R script to normalize PAD data into discrete address records. Part of the NYC Geosearch Geocoder Project
The NYC Geosearch API is built on Pelias, the open source geocoding engine that powered Mapzen Search. To accomplish this, Labs uses the authoritative Property Address Directory (PAD) data from the NYC Department of City Planning's Geographic Systems Section. However, because the data represent ranges of addresses, the data must be normalized into an "expanded" form that Pelias will understand. This expansion process involves many factor-specific nuances that translate the ranges into discrete address rows.
We are treating the normalization of the PAD data as a separate data workflow from the PAD Pelias Importer. This script starts with the published PAD file, and outputs a normalized CSV of discrete addresses, ready to be picked up by the importer.
This script downloads a version of the PAD data from NYC's Bytes of the Big Apple. The Property Address Directory (PAD) contains geographic information about New York City’s approximately one million tax lots (parcels of real property) and the buildings on them. PAD was created and is maintained by the Department of City Planning’s (DCP’s) Geographic Systems Section (GSS). PAD is released under the BYTES of the BIG APPLE product line four times a year, reflecting tax geography changes, new buildings and other property-related changes.
This script will output a file in the
/data directory called
final.csv. This is the expanded output. To make sure the script is getting the latest version of PAD, check that the
source is pointing to the most updated version of PAD.
The script is incomplete! Find sample output here. Over the coming weeks, it should be finalized.
To "deploy" data as the source for the geosearch importer, run
npm run deploy. You must have s3cmd configured as it will run that command to upload output files. To setup for Digital Ocean spaces, see: https://www.digitalocean.com/community/tutorials/how-to-configure-s3cmd-2-x-to-manage-digitalocean-spaces.

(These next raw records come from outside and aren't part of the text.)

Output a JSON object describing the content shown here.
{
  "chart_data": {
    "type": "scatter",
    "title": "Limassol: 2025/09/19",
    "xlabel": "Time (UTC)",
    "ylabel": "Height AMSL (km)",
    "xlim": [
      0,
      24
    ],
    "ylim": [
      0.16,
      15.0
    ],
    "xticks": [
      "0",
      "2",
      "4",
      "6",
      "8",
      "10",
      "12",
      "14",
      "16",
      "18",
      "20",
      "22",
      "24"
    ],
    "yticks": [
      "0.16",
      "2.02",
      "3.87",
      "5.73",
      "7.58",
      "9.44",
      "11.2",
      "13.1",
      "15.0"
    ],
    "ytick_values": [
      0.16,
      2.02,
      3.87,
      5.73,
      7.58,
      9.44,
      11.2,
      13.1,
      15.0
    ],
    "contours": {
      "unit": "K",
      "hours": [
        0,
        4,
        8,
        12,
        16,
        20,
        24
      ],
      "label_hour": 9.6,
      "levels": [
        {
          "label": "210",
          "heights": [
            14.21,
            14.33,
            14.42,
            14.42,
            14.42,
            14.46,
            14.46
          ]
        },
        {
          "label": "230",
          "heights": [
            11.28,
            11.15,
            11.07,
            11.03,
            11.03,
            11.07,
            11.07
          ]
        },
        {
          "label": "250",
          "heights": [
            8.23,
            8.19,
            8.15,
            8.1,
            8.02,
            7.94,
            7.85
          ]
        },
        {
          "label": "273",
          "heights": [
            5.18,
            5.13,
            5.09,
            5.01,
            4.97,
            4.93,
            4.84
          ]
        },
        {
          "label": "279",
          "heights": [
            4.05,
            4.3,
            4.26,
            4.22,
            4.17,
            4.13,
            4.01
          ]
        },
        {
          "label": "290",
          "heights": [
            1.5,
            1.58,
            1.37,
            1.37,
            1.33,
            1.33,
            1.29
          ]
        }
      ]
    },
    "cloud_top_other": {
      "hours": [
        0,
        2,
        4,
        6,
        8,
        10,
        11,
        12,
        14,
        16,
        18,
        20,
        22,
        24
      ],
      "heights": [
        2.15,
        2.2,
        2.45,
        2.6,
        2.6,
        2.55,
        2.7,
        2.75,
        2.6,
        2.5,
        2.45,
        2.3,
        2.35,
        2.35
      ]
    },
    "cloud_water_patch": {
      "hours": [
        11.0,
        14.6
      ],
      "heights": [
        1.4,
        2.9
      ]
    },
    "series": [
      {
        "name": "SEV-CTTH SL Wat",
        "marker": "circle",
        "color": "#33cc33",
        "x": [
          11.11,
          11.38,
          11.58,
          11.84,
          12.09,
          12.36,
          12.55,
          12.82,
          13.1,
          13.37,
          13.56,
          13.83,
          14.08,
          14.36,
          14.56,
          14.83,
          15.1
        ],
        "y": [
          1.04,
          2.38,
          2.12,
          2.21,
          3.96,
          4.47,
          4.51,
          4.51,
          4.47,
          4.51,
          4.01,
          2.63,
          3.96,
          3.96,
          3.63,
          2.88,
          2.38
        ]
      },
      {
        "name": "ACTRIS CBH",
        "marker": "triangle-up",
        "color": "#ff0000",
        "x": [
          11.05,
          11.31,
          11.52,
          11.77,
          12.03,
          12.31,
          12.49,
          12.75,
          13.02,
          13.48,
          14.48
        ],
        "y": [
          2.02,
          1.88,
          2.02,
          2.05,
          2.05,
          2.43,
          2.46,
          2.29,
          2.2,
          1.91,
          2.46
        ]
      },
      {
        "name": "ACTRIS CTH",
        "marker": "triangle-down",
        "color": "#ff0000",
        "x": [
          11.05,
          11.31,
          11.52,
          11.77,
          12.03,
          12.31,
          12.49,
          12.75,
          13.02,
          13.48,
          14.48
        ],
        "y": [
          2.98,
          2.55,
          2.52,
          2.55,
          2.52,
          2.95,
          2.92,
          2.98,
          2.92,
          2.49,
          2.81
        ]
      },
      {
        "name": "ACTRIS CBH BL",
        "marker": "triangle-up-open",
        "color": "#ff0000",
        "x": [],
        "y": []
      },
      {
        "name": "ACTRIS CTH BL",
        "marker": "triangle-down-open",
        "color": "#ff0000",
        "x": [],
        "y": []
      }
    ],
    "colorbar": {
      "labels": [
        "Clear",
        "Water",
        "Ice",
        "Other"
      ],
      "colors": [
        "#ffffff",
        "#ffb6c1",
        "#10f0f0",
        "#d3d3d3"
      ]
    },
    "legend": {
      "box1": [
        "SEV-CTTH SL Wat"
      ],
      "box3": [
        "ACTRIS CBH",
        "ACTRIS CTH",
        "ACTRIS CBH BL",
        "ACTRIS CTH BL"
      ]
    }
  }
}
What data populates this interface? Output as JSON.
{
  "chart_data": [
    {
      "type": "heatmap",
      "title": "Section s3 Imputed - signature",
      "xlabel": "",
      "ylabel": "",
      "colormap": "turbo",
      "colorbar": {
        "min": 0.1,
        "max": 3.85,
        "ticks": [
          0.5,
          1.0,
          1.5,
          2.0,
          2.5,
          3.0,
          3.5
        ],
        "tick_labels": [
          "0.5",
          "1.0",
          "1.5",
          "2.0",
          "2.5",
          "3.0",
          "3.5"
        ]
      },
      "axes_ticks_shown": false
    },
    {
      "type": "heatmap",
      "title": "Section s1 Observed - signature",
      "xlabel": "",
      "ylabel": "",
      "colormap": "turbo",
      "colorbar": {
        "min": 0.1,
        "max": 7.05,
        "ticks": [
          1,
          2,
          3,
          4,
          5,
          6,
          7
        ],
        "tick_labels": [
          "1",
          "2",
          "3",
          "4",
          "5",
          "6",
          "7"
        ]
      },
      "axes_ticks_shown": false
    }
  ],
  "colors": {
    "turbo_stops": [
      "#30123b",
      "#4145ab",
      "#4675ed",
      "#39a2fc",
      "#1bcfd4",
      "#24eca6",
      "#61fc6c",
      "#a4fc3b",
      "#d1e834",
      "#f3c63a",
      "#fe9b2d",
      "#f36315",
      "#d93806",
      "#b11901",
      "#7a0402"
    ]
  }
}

For a new version of pad, two references to files need to be updated. In
download_data ensure that the download link points to the latest PAD version (17D, 18A, etc) and
load_data make sure the path to the street name dictionary (snd17Dcow.txt, snd18Acow.txt, etc) reflects the current release.
How to run locally
Make sure R is installed on your machine. If you just want CLI stuff:
$ brew install R
Install necessary packages
$ R > install.packages(c("tidyverse", "jsonlite", "downloader"))
(Note: this may take a long time. Go get a coffee or something)
Run the R script to normalize the new PAD data:
$ Rscript ./munge.R
Due to the nature of the PAD dataset, it is very likely that some data processing may be incompatible with new versions. At the very least, it if likely new entries will need to be added to the suffix lookup table data. Do not dispair. Use RStudio to step thru the munging process one step at a time. You'll get there. You got this!
If you're happy with your data, push it to digital ocean using the included shell script:
How to run if you have Docker installed
- Make sure you check the Bytes of Big Apple for the latest version of PAD (replace 20a with the latest version)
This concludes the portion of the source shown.